South African Institute of International Affars (SAIIA)
As global demand for electric vehicles increases, so does competition for the rare metals used in the batteries that power them. Cobalt is the most important of these metals, and the race to secure cobalt sources is driving international interest in the Democratic Republic of Congo. The Central African country has, by far, the world's largest cobalt reserves. Over the past two decades, China has come to play a central role in the country's cobalt sector. This policy insight maps the extent of China's involvement and shows how Chinese companies have established themselves at all levels of the global cobalt supply chain.
Social Protection Reforms in the MENA Region: Possibilities and Challenges.

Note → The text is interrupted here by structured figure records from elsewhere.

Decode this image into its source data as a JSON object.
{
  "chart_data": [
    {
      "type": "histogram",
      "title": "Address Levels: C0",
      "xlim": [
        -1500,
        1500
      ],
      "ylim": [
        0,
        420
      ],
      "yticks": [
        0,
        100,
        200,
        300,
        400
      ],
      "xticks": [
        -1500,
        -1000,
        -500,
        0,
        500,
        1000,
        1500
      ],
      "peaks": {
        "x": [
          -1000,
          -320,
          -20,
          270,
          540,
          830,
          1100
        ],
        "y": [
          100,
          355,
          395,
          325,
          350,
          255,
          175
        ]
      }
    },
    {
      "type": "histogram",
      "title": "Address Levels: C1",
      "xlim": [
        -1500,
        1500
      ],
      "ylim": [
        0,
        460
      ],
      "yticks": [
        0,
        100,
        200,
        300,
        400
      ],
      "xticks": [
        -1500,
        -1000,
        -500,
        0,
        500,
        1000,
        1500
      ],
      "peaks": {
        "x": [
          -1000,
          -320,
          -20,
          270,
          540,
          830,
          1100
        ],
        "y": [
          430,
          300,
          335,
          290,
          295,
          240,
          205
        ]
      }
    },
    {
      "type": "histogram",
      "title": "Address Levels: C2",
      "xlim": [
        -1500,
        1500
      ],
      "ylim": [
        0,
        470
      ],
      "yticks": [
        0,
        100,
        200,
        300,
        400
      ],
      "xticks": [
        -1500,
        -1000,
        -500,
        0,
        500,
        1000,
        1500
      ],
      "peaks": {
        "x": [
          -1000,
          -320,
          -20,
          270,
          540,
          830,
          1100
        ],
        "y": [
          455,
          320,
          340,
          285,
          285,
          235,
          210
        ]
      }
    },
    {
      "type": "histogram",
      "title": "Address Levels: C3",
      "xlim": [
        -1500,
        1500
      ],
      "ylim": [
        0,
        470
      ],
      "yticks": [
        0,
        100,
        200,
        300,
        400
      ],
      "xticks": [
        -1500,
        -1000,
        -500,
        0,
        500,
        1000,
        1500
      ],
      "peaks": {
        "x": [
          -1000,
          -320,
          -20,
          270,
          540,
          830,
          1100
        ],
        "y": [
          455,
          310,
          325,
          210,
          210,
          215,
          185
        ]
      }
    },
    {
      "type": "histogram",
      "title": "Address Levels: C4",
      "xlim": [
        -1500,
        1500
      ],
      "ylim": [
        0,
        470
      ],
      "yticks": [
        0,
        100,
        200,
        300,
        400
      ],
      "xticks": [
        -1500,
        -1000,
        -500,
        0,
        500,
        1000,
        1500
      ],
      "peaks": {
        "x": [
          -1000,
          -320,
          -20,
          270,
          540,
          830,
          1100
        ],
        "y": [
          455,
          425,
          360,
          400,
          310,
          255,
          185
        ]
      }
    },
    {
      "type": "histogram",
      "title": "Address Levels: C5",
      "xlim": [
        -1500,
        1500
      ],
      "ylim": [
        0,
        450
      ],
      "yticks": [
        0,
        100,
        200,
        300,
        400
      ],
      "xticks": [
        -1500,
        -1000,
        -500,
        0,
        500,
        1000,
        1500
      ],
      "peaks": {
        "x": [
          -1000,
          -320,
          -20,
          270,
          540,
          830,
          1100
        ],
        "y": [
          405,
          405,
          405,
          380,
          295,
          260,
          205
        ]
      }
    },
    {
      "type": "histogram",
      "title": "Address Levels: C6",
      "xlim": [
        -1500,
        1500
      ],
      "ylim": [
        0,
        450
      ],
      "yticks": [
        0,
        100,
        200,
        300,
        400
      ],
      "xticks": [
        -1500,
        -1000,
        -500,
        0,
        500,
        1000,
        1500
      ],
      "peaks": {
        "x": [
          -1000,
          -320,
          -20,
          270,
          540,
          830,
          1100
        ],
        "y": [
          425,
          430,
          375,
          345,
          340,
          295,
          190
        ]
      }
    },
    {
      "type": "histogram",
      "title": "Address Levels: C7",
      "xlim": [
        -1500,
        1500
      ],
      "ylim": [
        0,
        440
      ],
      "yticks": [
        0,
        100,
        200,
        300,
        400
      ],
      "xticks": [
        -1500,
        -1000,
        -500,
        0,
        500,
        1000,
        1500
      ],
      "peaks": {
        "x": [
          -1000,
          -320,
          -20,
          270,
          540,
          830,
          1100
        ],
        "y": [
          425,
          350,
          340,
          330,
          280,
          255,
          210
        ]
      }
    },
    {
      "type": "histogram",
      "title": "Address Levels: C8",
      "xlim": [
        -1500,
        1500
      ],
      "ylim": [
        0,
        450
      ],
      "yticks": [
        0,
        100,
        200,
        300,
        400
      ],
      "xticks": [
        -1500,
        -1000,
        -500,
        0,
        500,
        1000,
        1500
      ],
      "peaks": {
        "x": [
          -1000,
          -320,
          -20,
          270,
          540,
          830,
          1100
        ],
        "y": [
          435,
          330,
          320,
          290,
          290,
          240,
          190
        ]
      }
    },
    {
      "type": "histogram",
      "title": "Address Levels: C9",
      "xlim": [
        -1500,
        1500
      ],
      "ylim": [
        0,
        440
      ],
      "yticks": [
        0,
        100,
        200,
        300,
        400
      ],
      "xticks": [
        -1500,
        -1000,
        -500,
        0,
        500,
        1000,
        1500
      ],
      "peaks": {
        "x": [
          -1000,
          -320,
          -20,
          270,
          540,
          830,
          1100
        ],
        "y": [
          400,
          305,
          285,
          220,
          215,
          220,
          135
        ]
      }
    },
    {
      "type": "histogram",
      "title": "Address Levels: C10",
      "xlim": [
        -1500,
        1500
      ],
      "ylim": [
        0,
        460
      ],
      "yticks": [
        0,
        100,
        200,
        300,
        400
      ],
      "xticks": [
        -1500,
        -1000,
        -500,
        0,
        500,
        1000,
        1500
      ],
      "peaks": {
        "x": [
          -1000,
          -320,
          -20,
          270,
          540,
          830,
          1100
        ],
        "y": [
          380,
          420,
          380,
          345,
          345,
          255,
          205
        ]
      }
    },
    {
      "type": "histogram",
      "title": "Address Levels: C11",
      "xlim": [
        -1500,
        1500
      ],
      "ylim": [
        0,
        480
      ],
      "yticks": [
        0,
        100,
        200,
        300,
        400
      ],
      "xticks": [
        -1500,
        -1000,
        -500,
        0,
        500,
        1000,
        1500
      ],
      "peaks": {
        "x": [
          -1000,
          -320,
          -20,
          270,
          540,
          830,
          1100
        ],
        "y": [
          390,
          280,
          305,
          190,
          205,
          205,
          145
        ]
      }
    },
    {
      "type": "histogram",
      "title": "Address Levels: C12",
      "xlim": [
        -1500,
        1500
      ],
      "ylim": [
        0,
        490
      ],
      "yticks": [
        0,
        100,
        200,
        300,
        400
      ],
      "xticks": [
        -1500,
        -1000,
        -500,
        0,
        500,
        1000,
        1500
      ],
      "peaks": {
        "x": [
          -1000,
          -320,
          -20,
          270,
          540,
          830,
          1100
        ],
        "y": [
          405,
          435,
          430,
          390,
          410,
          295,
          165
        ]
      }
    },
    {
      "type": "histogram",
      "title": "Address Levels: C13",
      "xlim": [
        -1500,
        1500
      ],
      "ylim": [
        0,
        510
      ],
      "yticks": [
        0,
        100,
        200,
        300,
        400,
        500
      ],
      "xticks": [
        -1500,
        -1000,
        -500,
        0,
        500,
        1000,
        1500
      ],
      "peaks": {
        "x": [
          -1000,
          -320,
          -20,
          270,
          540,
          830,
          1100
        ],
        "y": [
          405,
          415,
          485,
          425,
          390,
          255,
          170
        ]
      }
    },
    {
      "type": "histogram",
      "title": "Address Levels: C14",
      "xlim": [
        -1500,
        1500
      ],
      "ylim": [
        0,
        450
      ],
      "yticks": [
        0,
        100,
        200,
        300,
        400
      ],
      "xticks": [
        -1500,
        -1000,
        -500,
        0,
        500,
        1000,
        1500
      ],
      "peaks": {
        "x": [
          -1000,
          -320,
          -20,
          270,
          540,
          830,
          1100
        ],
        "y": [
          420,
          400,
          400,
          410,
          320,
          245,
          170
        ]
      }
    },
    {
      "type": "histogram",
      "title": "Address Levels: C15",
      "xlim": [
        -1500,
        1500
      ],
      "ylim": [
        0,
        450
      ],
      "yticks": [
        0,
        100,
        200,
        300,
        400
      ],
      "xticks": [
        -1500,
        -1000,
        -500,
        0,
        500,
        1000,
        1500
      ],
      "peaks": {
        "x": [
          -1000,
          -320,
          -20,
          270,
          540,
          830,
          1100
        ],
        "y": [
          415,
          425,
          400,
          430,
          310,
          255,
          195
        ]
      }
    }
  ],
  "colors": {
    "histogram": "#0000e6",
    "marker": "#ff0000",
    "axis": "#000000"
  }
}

The COVID-19 crisis that hit the world in 2020 revealed a huge gap in access to public services, equality and government responsiveness to the consequences of the pandemic. In the Middle East and North Africa (MENA) region, the COVID-19 crisis showed the inadequacy of the public institutions and their abilities to protect the poor, and ensure that populations' needs are met, especially informal workers, women, children and the elderly. The social protection systems in the MENA countries are relatively weak, facing challenges or disfunctions through many ad-hoc programmes, making it difficult to respond to the COVID-19 crisis.
The War in Yemen
Center for International Policy
Yemen, already the poorest country in the Middle East, has since 2014 been ravaged by a brutal civil war that has collapsed its economy and created the world's worst humanitarian crisis. Fought between a U.S.-backed, Saudi-led coalition and the Houthis, a one-time rebel group that now serves as de facto government in a sizable part of the country, coalition blockades and a grinding military stalemate have created a conflict widely perceived as one of the most deadly and intractable in the world. However, both sides have mostly abided by a recent UN-brokered two-month truce that was extended for another two months on June 2.
Environment of Peace: Security in a new era of risk
Stockolm International Peaca Research Institute (SIPRI)
Behind the headlines of war in Europe and the aftershocks of the Covid-19 pandemic, our world is being drawn into a black hole of deepening twin crises in security and the environment. Indicators of insecurity are rising, while indicators of environmental integrity are sinking. The mix is toxic, profound and damaging; and institutions with the power to find solutions, including governments, are waking up far too slowly.
In terms of security, there is an increase in the incidence of conflict and the numbers of dead and displaced people—a trend in existence long before the Russian invasion of Ukraine.
Assessing EU plans to import hydrogen from North Africa
Africa energy Portal (AEP) (Corporate Europe Observatory)
This report examines three North African countries that in recent years are increasingly focused on hydrogen, based in significant part on the interest of the EU and its corporations. Morocco, Algeria and Egypt are all planning to manufacture green hydrogen and hydrogen-based products, and ship them to the EU via boats and pipelines, to help meet this projected demand. But how feasible are such a plan, how much would they cost, and would they be the best use of renewables in those countries?